But what if you could produce coffee in a lab using fewer resources and without the need for land? Rischer and his team have done just that using cellular agriculture, an alternative to conventional farming based on biotechnology that “provides alternative routes for commodities that are less dependent on unsustainable practices,” says Rischer.
While the team is still in the process of examining the coffee biomass in detail, the early results are promising. “At this point, we know that caffeine is produced by the cultures and that the flavor profile of the roasted material and the brew is similar to conventional ground coffee,” notes Rischer. “There is huge potential to affect the character of the coffee by adjusting, for example, culture and roasting conditions.”
The process starts by initiating coffee cell cultures, establishing respective cell lines in the laboratory, and transferring them to bioreactors filled with nutrient medium to produce the biomass. The biomass is then roasted, brewed, before finally undergoing analytical and sensory testing. “In terms of smell and taste, our trained sensory panel and analytical examination found the profile of the brew to bear similarity to ordinary coffee,” says Rischer in a VTT press release.
Decades in the making
The team at VTT has been spent decades working with a wide spectrum of plant species to explore their potential with cellular agriculture. In 2018, the team published a paper discussing the study of plant cell cultures from cloudberry, lingonberry, and stoneberry. They discovered that the resulting biomasses not only had a pleasant, fresh, and mild flavor resembling the corresponding fresh fruits, they were also nutritionally valuable. In fact, Rischer explains that almost all nutritional parameters were better in the biomass produced from the plant cell cultures than those in the corresponding fruits.
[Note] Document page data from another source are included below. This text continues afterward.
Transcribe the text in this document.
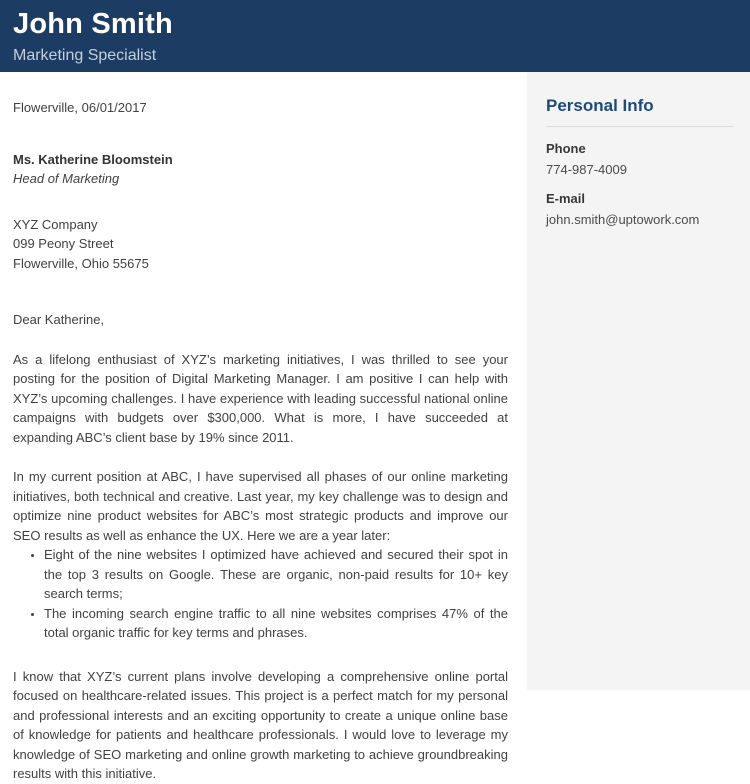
John Smith
Marketing Specialist
Flowerville, 06/01/2017
Ms. Katherine Bloomstein
Head of Marketing
XYZ Company
099 Peony Street
Flowerville, Ohio 55675
Dear Katherine,

As a lifelong enthusiast of XYZ’s marketing initiatives, I was thrilled to see your posting for the position of Digital Marketing Manager. I am positive I can help with XYZ’s upcoming challenges. I have experience with leading successful national online campaigns with budgets over $300,000. What is more, I have succeeded at expanding ABC’s client base by 19% since 2011.

In my current position at ABC, I have supervised all phases of our online marketing initiatives, both technical and creative. Last year, my key challenge was to design and optimize nine product websites for ABC’s most strategic products and improve our SEO results as well as enhance the UX. Here we are a year later:

• Eight of the nine websites I optimized have achieved and secured their spot in the top 3 results on Google. These are organic, non-paid results for 10+ key search terms;
• The incoming search engine traffic to all nine websites comprises 47% of the total organic traffic for key terms and phrases.

I know that XYZ’s current plans involve developing a comprehensive online portal focused on healthcare-related issues. This project is a perfect match for my personal and professional interests and an exciting opportunity to create a unique online base of knowledge for patients and healthcare professionals. I would love to leverage my knowledge of SEO marketing and online growth marketing to achieve groundbreaking results with this initiative.

Personal Info
Phone
774-987-4009
E-mail
john.smith@uptowork.com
“Most published reports either focus on utilizing plant cell cultures for extraction of specific ingredients or approach the topic from a rather theoretical point of view without providing reviewable scientific data,” wrote the researchers in the 2018 study published in Food Research International. Now, the team has successfully shown that cellular agriculture can be useful for more than supplements and ingredients … it can be taken from a raw material to a familiar product. “In the coffee case, we wanted to present something tangible that directly speaks to the consumer,” says Rischer.
Still, there are multiple hurdles to overcome before cellular coffee hits your local grocery store. “Mainly it is about dedicated industrial partners supporting the long-term vision,” explains Rischer. “The approval process is clearly mapped out. Product development and regulatory approval require significant investment, and we want to collaborate with dedicated players from the industry to drive the development.”
And, of course, the processes must be economically viable. “Without a competitive price, the approach will not be successful,” says Rischer. “Future piloting will provide exact number to calculate product costs.”